HIIT (High Intensity Interval Training) è una forma di allenamento cardiovascolare che consente di sciogliere il grasso corporeo in eccesso in modo più efficace e veloce rispetto ai metodi di allenamento classici. Inoltre, HIIT aumenta la capacità cardiovascolare, migliora il tono dell'umore, favorendo così il benessere generale.
L’ allenamento breve ma intenso si basa sullo svolgimento di una attività fisica in cui si alternano esercizi ad alta intensità cardiaca con esercizi a bassa intensitàcardiaca. Ciò che rende efficace HIIT è proprio il passaggio da frequenze cardiache moderate a frequenze cardiache elevate durante lo stesso esercizio.
Versatile e su misura
Il metodo HIIT può essere eseguito con macchinari cardiofitness, tra cui tapis roulant, cyclette, vogatore e stepper, oppure applicato a sport come il nuoto, la corsa e lo sci. Un metodo versatile dunque, adatto per essere integrato in qualsiasi tipo di esercizio fisico e personalizzabile in base alle esigenze individuali. Anche chi non è particolarmente allenato, presenta difficoltà alla mobilizzazione o disturbi cardiaci potrà beneficiare degli effetti di HIIT, approfittando di programmi su misura.
Alta intensità in breve tempo
L'allenamento HIIT si svolge eseguendo un esercizio ad un’intensità moderata, con frequenza cardiaca attorno al 60-70% della FCmax (frequenza cardiaca massima) per circa 2 minuti, seguiti immediatamente da un aumento dell’intensità tra l'80 e il 90% della FCmax per circa 1 minuto. Si torna quindi nuovamente alla frequenza moderata per 2 minuti. Precisando che queste frequenze si applicano a coloro i quali non presentano controindicazioni, il ciclo può essere ripetuto da 5 a 7 volte.

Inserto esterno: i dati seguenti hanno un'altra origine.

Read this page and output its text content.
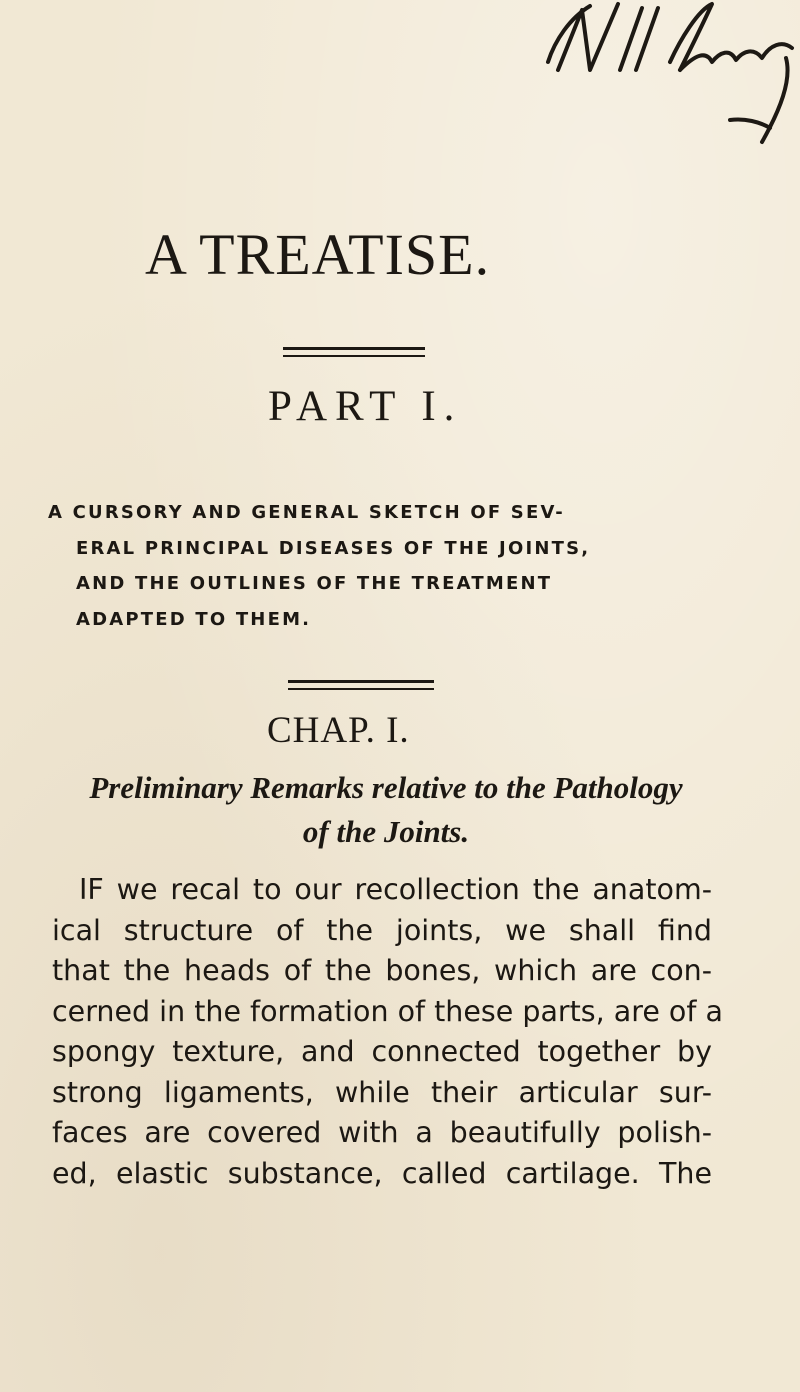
A TREATISE.
PART I.
A CURSORY AND GENERAL SKETCH OF SEV-
ERAL PRINCIPAL DISEASES OF THE JOINTS,
AND THE OUTLINES OF THE TREATMENT
ADAPTED TO THEM.
CHAP. I.
Preliminary Remarks relative to the Pathology
of the Joints.
IF we recal to our recollection the anatom-
ical structure of the joints, we shall find
that the heads of the bones, which are con-
cerned in the formation of these parts, are of a
spongy texture, and connected together by
strong ligaments, while their articular sur-
faces are covered with a beautifully polish-
ed, elastic substance, called cartilage. The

Prima di iniziare il programma viene consigliata una fase di riscaldamento di 5 minuti, così come alla fine un defaticamento della durata di 5’ minuti.
La durata totale della sessione va da 25 a 30 minuti così suddivisi: 5’ riscaldamento + 15-21‘ di HIIT + 5’ defaticamento
Una combinazione ideale tra allenamento aerobico e anaerobico
Nelle fasi a moderata intensità HIIT sfrutta il metabolismo aerobico con consumo prevalente di lipidi, mentre nelle fasi ad alta intensità viene stimolato il metabolismo anaerobico con consumo prevalente di carboidrati. Uno dei motivi per cui questo tipo di allenamento riduce il grasso corporeo è che tale combinazione induce un incremento del metabolismo basale che perdura per le 24 ore successive all'allenamento.
Di comprovata efficacia
Negli ultimi anni numerosi studi hanno messo in evidenza i benefici derivati dalla pratica di HIIT.
Uno dei primi studi risale al 1994. Tremblay et al. riuscirono a dimostrare che HIIT, seguito per 15 settimane, determina una riduzione di grasso corporeo 9 volte superiore rispetto ad altri tipi di attività fisica.
Ma gli effetti positivi di HIIT non si limitano soltanto al dimagrimento. Uno studio di Tjønna et al. (2008) ha dimostrato che HIIT è straordinariamente efficace nel correggere gli effetti della Sindrome Metabolica.
Trapp et al. (2008) hanno studiato la validità di HIIT nel ridurre il grasso sottocutaneo e del tronco e nel migliorare la resistenza insulinica.
Recenti ricerche dimostrano che HIIT, praticato 3 giorni a settimana per 8 settimane, determina un miglioramento del volume cardiaco del 10% con un aumento della massa cardiaca del ventricolo sinistro del 12%. Questo miglioramento della funzione cardiovascolare ha portato alcuni centri di riabilitazione ad includere HIIT nei programmi per i pazienti con malattie cardiache.
Uno degli effetti strabilianti del programma HIIT è che dopo poche settimane di pratica si ottiene l'aumento del numero e delle dimensioni dei mitocondri che rappresentano le centrali energetiche del corpo. Questo significa più energia non soltanto per i muscoli ma anche in termini di benessere generale.